Michael Moore, brand-name spokesman for product left, could take solace, lick his wounds and find refuge in the words of Agnes George de Mille, grand daughter of Henry George:
”I do not wish to be misunderstood as falling into the trap of the socialists and communists who condemn all privately owned business, all factories, all machinery and organizations for producing wealth. There is nothing wrong with private corporations owning the means of producing wealth. Georgists believe in private enterprise, and in its virtues and incentives to produce at maximum efficiency. It is the insidious linking together of special privilege, the unjust outright private ownership of natural or public resources, monopolies, franchises, that produce unfair domination and autocracy.The means of producing wealth differ at the root: some is thieved from the people and some is honestly earned. George differentiated; Marx did not.
We have reached the deplorable circumstance where in large measure a very powerful few are in possession of the earth’s resources, the land and its riches and all the franchises and other privileges that yield a return. These positions are maintained virtually without taxation; they are immune to the demands made on others. The very poor, who have nothing, are the object of compulsory charity. And the rest — the workers, the middle-class, the backbone of the country — are made to support the lot by their labor.”( Agnes George de Mille, 1979)
How it is that despite the enormous advances in society’s ability to create wealth with a fraction of the labour required in times past more people than ever suffer poverty and distress for want of work and the wealth which only work can provide? These are the questions Moore should be addressing.
George’s remedy was to be the appropriation of rent by the community, thus making land virtually common property, while giving the user, acting as a trustee, secure possession and leaving to the producer the full advantage of his exertion and investment without taxation.
Moore’s effort to marshall public opinion against perceived prejudice, irrationality and ignorance can be seen in the light of Voltaire’s concept of the public intellectual. The problem being, Moore seems to reinforce existing stereotypes, while positing a parsimonious helping of worthwhile critique.The content presented is caricatural in nature; simplistic, telegraphed ,and based on fear. There is an emotional personalization of the information that channels populist frustrations into mild, reformist oriented anecdotes.

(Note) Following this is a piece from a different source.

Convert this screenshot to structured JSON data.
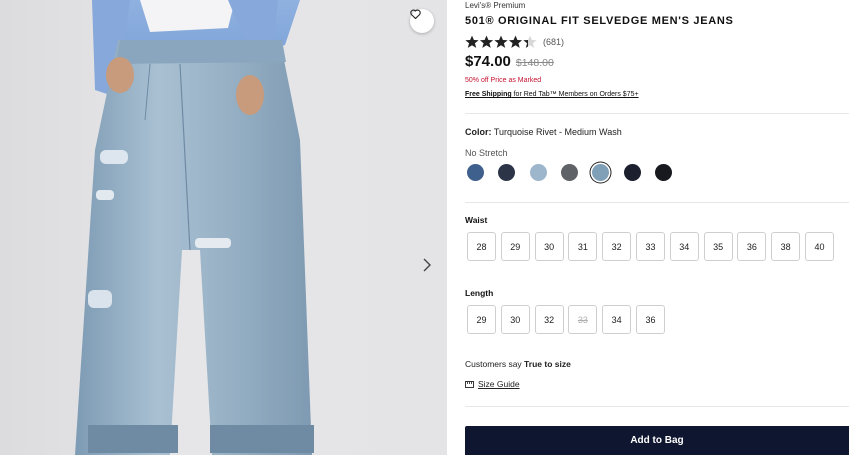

The present crisis is somewhat surreal and virtual. A crisis of a service economy in an age of de-materialization.Perhaps there is something reassuring about Moore, something perversely ”cool” about embracing an artifact, even if it smells like old clothes found in your parents closet.
”While writers like Voltaire attempt to combat prejudices and replace them with what they consider to be reason, Rousseau argues that they, in fact, are merely seeking to replace one form of intolerant dogmatism with another” ( The Public Intellectual, Melzer ) Jean Jacques Rouseau’s expose of the potential phoniness inherent in Voltaire’s enlightenment idea of the public intellectual is very relevant to Michael Moore and the spirit of charlatanism it engenders:
”…frequently these elements are adopted as a self conscious pose rather than an honestly held conviction. There are people who seek out controversial public stands containing no real risk and solely for the purpose of cultivating an image of independence. There are others who denounce the system while parasitically profiting… Finally, there are plenty of spokesmen for the common man who make no genuine effort to share in the real concerns of their fellow citizens.” ( Public Intellectual. ibid .p64)
Perhaps the Michael Moore phenomenon is all about the cultivation of new consumers, and not young minds. An attempt to squeeze a few last eggs from the golden goose.